We have a two-tailed test at $α=5\%$. The critical values are:

alpha <- 0.05
q025  <- quantile(x, probs =     alpha/2);q025
#    2.5% 
# 1.222084 
q975  <- quantile(x, probs = 1 - alpha/2);q975
#   97.5% 
# 8.170121 

From the calculation one can see:
1.222084 < M(1-c)= 2.6163 < 8.170121,
therefore, $H_0$ is true.

Counter-example. I have simulated a sample xx from $\chi^2(df)$ distribution and find the sample characteristics:

m  <- 2                # number of matrices
k  <- 4                # size of matrices
df <- k*(k+1)*(m-1)/2  # degree of freedom    
xx <- rchisq(1000, df=df)

Mode <- function(x) {
  ux <- unique(x)
  ux[which.max(tabulate(match(x, ux)))]
}

Mode(xx) 
# [1] 5.845786
mean(xx)
# [1] 10.1366808
quantile(xx, probs =     alpha/2)
#    2.5% 
# 3.057377 
quantile(xx, probs = 1 - alpha/2)
#   97.5% 
# 19.91842    

The sample's mean 10.1366808 falls into the left tail of the statistic M(c-1) distribution, therefore, $H_0$ is not true.

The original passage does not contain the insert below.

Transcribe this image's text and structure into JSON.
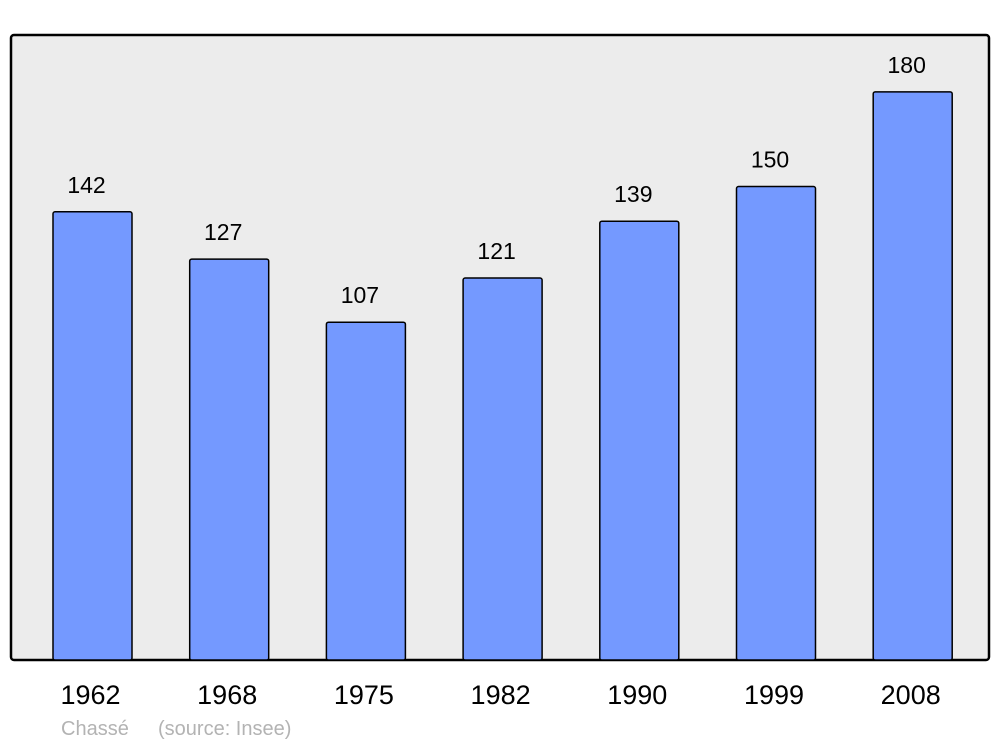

But the sample's mode 5.845786 fails into the middle range.

Best Answer

Since we are working with matrices constructed from the same set of ranks to construct corresponding Spearman correlations matrices, this 2012 simple method presented in this work: A simple procedure for the comparison of covariance matrices, may be of value.

In particular to quote:

Here I propose a new, simple method to make this comparison in two population samples that is based on comparing the variance explained in each sample by the eigenvectors of its own covariance matrix with that explained by the covariance matrix eigenvectors of the other sample. The rationale of this procedure is that the matrix eigenvectors of two similar samples would explain similar amounts of variance in the two samples. I use computer simulation and morphological covariance matrices from the two morphs in a marine snail hybrid zone to show how the proposed procedure can be used to measure the contribution of the matrices orientation and shape to the overall differentiation.

Of particular import is the claimed results and conclusions:

Results I show how this procedure can detect even modest differences between matrices calculated with moderately sized samples, and how it can be used as the basis for more detailed analyses of the nature of these differences.

Conclusions The new procedure constitutes a useful resource for the comparison of covariance matrices. It could fill the gap between procedures resulting in a single, overall measure of differentiation, and analytical methods based on multiple model comparison not providing such a measure.

And further comments from the available full text:

In the present work I propose a new, simple and distribution-free procedure for the exploration of differences between covariance matrices that, in addition to providing a single and continuously varying measure of matrix differentiation, makes it possible to analyse this measure in terms of the contributions of differences in matrix orientation and shape. I use both computer simulation and P matrices corresponding to snail morphological measures to compare this procedure with some widely used alternatives. I show that the new procedure has power similar or better than that of the simpler methods, and how it can be used as the basis for more detailed analyses of the nature of the found differences.

If other methods prove less impressive, you may which to further investigate the above for the comparison of rank correlation matrices performing your own simulation testing.